Australian book store chain

Collins Booksellers Pty Ltd is an Australian book store chain. It was founded in 1922 by Frederick Henry Slamen. The name Collins is from the original location of the first store, 622 Collins Street, Melbourne.

In 2020 the company consists of 24 franchised outlets under the brand name "Collins Booksellers" and 2 stores under the brand name "Hill of Content".

==History==
The company was founded by Fredrick Slamen at 622 Collins St in 1922 as a newsagency. It expanded into books when Slamen attempted to purchase the Hill of Content bookstore, opened by A.H Spencer. He was outbid by Angus & Robertson, and instead bought the building, evicted Angus & Robertson, and opened his own bookstore on the site.

Slamen died in 1961, and his widow inherited the business. It expanded into publishing with Hill of Content Publishing, which published translations and original works.

During the 1970s, the chain expanded rapidly, opening stores in New South Wales, the Australian Capital Territory, Western Australia and Queensland. However, in the late 1970s, it began to transition to opening new stores under franchise agreements.
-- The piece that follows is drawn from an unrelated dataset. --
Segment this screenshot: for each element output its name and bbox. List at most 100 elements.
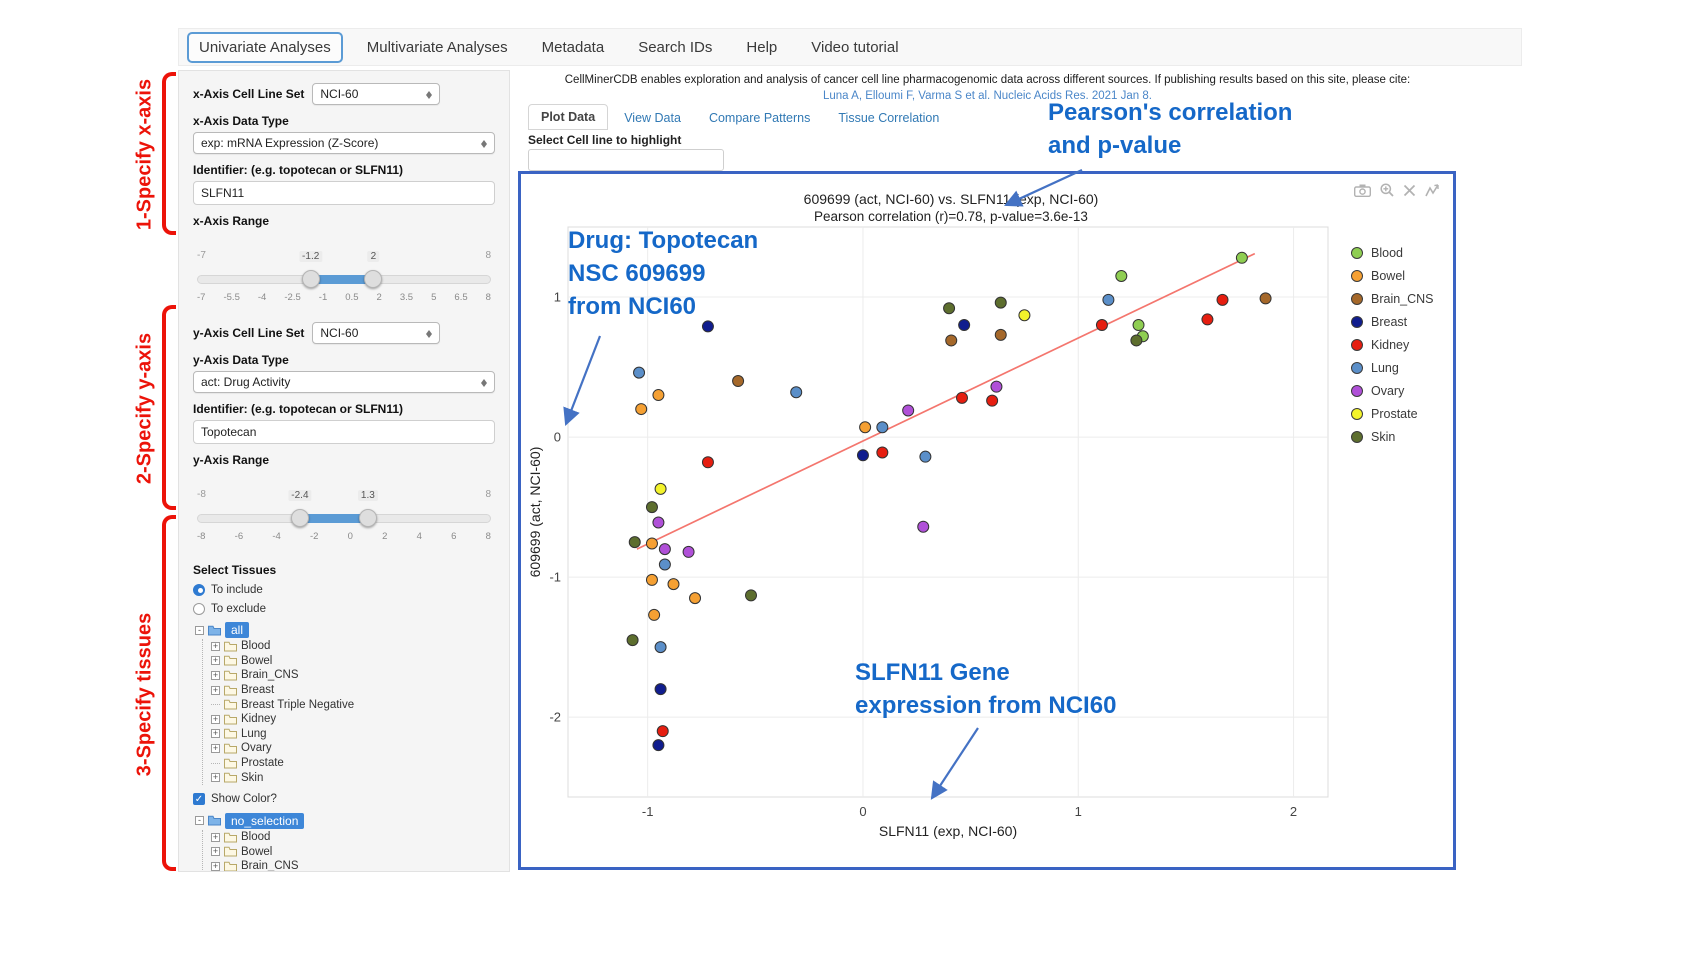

In 1988, it opened a 'super bookstore' in Sydney, and stores in Sydney and Melbourne airports followed. However, by the early 2000s, it had changed leadership teams, and relocated its head office. The company remained family owned until 2005, when it was placed into administration resulting in a franchisee buyout of 31 company owned stores.

In 2007, the chain acquired the troubled rival chain Book City. The combined chain had over 60 stores in Australia, along with 20 ABC Shops.

In April 2024, the Slamen family sold the freehold of the original Hill of Content store in Bourke St for $5.3 million. The Hill of Content bookstore would remain as tenant.